POLITICA E MISTICISMO: L’AMERICA DI TRUMP

Andrea Alcamisi
Andrea Alcamisi 69 Views
4 Min Leggere

A Milwaukee, nel verde Wisconsin, si farà la storia. Dopo i fatti in Pennsylvania, il conclave repubblicano ratificherà un esito già scontato.

The Donald sarà canonizzato anzitempo e i cittadini statunitensi potranno così sfiorare il corpo miracoloso di una delle più grandi democrazie mondiali.

Infatti, il sangue trumpiano, versato sulle tavole del palco di Butler, ha dilavato definitivamente le difficoltà del partito repubblicano nel mostrare il suo volto più autentico.

Nella corsa elettorale peseranno quel pugno, sollevato come un macigno, e quella bandiera, sotto alla quale si era quasi consumato un «regicidio», così provvidenzialmente colti in una prospettiva evangelica: il figlio di Dio mandato a morire tra la gente.

Così, volendo parafrasare il noto proverbio evangelico, per restare nella cornice spirituale, chi ha armato le mani del popolo deve essere altrettanto preparato a ricevere lo stesso trattamento.

Infatti, la chiesa repubblicana ha fatto del Secondo Emendamento della Costituzione Americana, nel quale si garantisce ai cittadini statunitensi il diritto di detenere le armi, un dogma inviolabile. Ovviamente, un lauto tributo ai portafogli dell’industria bellica.

Non è un caso che, sotto la presidenza del Trump Primo, gli Stati Uniti aumentarono la propria spesa interna militare, spingendo di converso gli Stati europei alleati a fare altrettanto per raggiungere la fatica cifra del 2% del PIL in investimenti militari, pena la minaccia del presidente di collocare gli U.S.A. fuori dalla NATO.

Dunque, il quasi martirio di Donald, strumentalizzato dalla propaganda repubblicana come un bieco sbocco del fanatismo democratico, dimostra, in verità, la natura di un Paese lacerato da grandi contraddizioni.

A cominciare dalla formula politica del suo repubblicanesimo ormai sempre più apparecchiato come un manicaretto condito di una salsa che confonde volutamente politica, misticismo e razzismo.

E, in tal senso, l’Italia aveva già fatto scuola attraverso l’ostensione del rosario, durante i comizi, di salviniana memoria.

Ma, ritornando alle sponde del Nuovo Mondo, il fallito attentato, la cui matrice ideologica, in realtà, resta ancora sconosciuta, ha riaperto una ferita in continua suppurazione nel corpo di una democrazia in crisi.

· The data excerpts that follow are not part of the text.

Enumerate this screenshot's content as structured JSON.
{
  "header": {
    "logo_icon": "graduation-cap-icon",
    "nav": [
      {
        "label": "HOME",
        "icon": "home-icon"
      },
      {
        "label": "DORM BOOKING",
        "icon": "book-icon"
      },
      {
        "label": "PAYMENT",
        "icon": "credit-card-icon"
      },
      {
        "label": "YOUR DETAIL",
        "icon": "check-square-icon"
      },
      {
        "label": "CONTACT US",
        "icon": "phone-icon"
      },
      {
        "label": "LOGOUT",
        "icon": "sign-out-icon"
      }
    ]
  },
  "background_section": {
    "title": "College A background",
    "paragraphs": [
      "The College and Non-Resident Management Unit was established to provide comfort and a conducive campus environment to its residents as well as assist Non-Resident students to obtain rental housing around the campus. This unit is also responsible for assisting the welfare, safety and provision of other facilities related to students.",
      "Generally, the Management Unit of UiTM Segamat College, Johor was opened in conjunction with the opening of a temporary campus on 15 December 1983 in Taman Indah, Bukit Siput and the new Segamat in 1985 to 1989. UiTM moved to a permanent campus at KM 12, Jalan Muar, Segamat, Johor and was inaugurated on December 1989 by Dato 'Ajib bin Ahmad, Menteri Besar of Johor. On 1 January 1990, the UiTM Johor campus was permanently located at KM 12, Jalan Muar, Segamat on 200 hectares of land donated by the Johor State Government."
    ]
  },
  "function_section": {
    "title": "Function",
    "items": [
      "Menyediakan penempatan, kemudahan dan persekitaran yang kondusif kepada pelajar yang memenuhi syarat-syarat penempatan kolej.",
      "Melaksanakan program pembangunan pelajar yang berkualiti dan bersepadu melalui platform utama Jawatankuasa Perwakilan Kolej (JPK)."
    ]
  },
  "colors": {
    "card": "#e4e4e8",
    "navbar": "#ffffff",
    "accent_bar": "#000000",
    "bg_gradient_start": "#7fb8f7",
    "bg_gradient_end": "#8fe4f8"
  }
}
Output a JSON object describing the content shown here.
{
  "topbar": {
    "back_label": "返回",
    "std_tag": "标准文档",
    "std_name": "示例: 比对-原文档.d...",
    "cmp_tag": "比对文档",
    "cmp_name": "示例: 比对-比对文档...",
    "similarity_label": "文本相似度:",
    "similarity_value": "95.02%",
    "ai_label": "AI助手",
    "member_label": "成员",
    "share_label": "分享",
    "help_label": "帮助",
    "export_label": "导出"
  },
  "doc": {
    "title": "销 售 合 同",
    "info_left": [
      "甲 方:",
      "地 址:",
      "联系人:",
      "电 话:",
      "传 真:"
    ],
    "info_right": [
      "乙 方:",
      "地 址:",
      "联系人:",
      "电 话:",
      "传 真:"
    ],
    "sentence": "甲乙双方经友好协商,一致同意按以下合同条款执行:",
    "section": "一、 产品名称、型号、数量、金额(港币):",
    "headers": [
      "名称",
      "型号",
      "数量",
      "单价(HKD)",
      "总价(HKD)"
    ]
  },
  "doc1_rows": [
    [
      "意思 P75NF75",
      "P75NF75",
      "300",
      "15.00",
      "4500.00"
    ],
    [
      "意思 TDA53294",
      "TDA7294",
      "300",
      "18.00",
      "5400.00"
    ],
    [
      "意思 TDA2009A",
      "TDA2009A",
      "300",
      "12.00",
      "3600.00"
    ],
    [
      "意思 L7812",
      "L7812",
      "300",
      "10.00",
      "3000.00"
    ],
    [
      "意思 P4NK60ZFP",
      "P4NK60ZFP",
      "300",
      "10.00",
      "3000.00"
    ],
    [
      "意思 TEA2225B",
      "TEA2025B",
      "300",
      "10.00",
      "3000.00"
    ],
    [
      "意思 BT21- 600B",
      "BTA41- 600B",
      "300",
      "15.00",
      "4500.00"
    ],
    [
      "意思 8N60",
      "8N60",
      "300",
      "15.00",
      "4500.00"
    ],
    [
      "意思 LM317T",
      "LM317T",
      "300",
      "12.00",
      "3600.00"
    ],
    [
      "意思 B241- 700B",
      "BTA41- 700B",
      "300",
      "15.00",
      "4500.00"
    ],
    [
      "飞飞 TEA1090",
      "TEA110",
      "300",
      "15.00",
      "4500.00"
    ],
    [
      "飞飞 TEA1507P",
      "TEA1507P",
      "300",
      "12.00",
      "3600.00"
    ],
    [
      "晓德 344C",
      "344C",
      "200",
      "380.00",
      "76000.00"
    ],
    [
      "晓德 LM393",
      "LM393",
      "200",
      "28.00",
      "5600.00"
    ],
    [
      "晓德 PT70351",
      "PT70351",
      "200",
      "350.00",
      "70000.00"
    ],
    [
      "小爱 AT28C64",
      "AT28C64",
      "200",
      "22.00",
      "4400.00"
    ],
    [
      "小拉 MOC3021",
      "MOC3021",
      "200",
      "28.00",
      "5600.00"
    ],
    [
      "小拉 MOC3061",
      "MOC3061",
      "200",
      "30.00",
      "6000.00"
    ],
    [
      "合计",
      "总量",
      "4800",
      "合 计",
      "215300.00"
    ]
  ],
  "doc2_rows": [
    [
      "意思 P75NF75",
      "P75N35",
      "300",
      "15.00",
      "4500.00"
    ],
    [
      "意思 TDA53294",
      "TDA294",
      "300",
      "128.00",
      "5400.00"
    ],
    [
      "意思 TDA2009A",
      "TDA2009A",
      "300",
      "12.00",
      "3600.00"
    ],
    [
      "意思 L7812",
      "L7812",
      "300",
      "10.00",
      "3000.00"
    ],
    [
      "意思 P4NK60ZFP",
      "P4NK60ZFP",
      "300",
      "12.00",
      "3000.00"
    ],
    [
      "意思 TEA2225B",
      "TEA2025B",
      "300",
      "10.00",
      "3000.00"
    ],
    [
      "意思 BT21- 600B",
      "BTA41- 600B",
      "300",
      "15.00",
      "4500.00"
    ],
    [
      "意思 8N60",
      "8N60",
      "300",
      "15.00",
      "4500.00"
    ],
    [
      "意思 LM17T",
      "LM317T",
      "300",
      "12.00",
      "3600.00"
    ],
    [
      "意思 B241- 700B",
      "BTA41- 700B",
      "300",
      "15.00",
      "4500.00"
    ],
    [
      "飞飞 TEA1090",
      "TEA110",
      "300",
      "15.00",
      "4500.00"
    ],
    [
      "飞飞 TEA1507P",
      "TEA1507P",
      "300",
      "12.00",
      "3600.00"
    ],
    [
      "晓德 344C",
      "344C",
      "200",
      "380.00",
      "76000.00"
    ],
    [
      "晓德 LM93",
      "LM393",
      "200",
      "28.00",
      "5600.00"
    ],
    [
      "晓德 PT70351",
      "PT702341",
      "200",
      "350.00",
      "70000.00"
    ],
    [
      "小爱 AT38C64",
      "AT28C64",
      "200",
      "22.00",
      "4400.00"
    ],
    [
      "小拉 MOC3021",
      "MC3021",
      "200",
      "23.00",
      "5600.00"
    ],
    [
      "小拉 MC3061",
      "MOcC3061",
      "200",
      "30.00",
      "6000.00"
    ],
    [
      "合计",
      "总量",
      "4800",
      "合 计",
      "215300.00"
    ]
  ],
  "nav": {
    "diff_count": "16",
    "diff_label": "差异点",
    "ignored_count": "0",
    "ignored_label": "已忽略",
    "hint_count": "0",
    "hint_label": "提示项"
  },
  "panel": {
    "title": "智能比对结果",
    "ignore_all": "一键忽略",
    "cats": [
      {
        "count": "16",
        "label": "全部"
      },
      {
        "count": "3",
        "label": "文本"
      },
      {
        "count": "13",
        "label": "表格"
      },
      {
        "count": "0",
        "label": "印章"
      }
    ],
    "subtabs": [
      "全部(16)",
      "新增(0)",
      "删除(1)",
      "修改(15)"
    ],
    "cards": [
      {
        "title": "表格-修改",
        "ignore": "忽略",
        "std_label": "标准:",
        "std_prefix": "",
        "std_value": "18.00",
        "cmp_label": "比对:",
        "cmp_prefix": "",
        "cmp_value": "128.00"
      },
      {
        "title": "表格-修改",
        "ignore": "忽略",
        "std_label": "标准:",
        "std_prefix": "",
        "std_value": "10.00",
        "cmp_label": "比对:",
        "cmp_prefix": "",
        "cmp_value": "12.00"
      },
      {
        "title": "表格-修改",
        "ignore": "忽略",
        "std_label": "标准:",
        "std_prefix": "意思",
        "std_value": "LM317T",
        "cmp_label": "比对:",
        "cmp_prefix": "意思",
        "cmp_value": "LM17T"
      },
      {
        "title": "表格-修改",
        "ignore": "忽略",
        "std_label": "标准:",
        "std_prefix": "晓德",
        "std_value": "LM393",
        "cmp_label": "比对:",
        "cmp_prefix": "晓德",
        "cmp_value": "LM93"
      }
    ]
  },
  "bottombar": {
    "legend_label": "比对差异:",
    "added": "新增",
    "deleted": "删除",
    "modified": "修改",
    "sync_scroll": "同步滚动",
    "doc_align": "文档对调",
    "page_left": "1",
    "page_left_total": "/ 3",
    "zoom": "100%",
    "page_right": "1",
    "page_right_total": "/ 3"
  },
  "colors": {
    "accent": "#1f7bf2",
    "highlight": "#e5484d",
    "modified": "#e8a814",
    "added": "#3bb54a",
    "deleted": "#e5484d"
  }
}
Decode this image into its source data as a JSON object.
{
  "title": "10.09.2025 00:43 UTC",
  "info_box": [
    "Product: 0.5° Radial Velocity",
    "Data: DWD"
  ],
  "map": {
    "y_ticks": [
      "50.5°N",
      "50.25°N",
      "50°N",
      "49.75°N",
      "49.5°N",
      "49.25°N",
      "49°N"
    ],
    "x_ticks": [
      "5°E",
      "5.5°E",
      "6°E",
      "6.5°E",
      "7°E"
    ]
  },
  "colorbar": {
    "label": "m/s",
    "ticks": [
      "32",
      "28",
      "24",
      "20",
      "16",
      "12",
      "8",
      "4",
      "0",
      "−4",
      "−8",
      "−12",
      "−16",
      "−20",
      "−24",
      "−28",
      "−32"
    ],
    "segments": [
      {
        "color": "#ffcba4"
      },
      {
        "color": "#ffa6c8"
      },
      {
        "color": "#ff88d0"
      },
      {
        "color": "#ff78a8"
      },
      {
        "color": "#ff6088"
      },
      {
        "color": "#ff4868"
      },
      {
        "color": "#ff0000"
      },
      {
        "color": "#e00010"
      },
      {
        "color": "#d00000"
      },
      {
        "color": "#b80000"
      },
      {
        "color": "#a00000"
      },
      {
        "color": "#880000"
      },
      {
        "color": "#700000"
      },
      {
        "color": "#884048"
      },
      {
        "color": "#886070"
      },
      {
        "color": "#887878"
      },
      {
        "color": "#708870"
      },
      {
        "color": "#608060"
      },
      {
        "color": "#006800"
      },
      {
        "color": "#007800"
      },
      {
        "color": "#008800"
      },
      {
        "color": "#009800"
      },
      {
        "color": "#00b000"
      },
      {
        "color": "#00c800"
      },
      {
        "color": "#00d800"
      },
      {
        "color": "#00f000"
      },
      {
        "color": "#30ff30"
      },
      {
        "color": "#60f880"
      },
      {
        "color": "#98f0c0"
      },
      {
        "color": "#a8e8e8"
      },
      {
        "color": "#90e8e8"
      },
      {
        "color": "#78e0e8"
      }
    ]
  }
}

L’attentatore, che ha, invece, ucciso un civile e ferito altri due, andrà, difatti, ad occupare il triste catalogo degli efferati esecutori di mass shooting, i cui presupposti di realizzazione trovano una risoluzione tra l’accesso non controllato al mercato legale delle armi e il malessere sociale inadeguatamente registrato dalla società.

Ecco, forse, il volto genuino degli Stati Uniti: un Paese che, nella propria Costituzione, ricorda che tutti i cittadini godono di un diritto al «pursuit of happiness» (n.d.r., il perseguimento della felicità), quantunque ne siano sprovvisti dei mezzi di realizzazione. Quel partito di Trump, reo, dopo aver consegnato fucili e pistole nell’ovunque americano, di aver polarizzato il dibattito politico, esasperando i termini di confronto tra i due schieramenti, ha permesso che i conflitti sociali sfiduciassero la stessa democrazia, ora incapace di leggere i segni di una richiesta inderogabile di ammodernamento di un welfare da sempre diseguale, abbracciando così la via della violenza, immediata e facilmente manipolabile.

Nel pentolone repubblicano, il nazi-evangelismo della cordata trumpiana, infatti, ha legato il destino di un popolo, che fatica sempre di più ad uscire fuori da una narrazione storica mistificata di potenza egemone e che, al contrario, ne segna un cedimento di fronte all’emersione di blocchi economici più intraprendenti, ad un progetto di palingenesi inquietante ridottosi ad una battaglia campale tra il bene ed il male.

Il punto più basso di una democrazia che sabota sé stessa nella ricerca di una cura.